The Kansas House voted 76-46 to pass House Bill 2236. This establishes the parents’ right to direct the education, upbringing and moral or religious training of their children including the right to object to harmful and inappropriate educational materials. The Senate voted 23-17 to pass the bill with amendments last week.
Some Democrats and Republicans, arguing against the bill, said that it was unnecessary, given current protections that are in place.
“This protection already exists in the United States Constitution… Congress shall make no law respecting an establishment of religion or prohibiting the free exercise thereof,” said Representative Silas Miller, D- Wichita. “You already have the right to have a moral objection to something that your students are learning. Writing laws that protect moral or religious exemptions… it’s going to go to broad.”

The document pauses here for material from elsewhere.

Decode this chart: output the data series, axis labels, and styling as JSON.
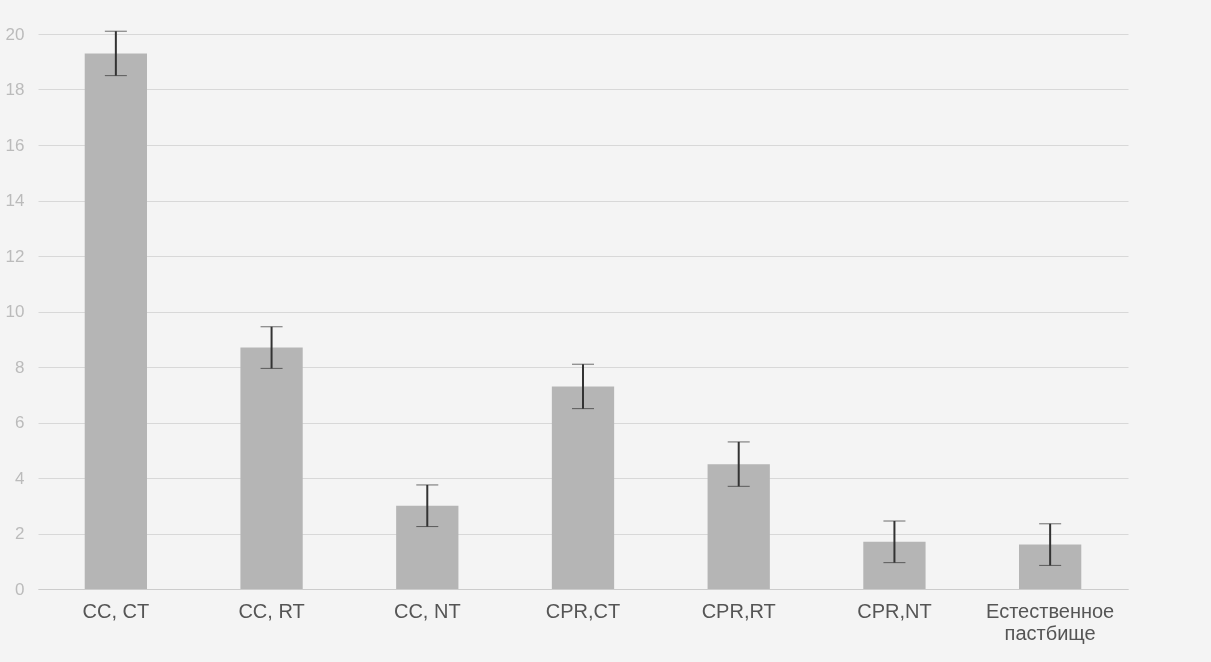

However Rep. Susan Estes, a Republican from Wichita who carried the bill, said there is a reason to have the measure in place. She argued that the issue is not addressed in the education section of the state’s constitution.
“When I as a parent and have had objections and gone to the teachers of my children, they’ve been happy to give us an alternative assignment, but what we heard in committee were parents who not only went to their teacher… they went to their principal and higher up in the school district… and did not have their concerns addressed and did not have alternative assignments that could be offered,” Estes said. “If there is one family who are denied their rights, we need to address it.”
According to Estes, the bill only applies to the officially adopted curriculum in the district.
Kansas Governor Laura Kelly has a few weeks to decide whether to veto the bill before veto session kicks off on April 26.
If the governor vetoes the bill, the House would need 84 votes to override the veto; the Senate would need 27 votes to override.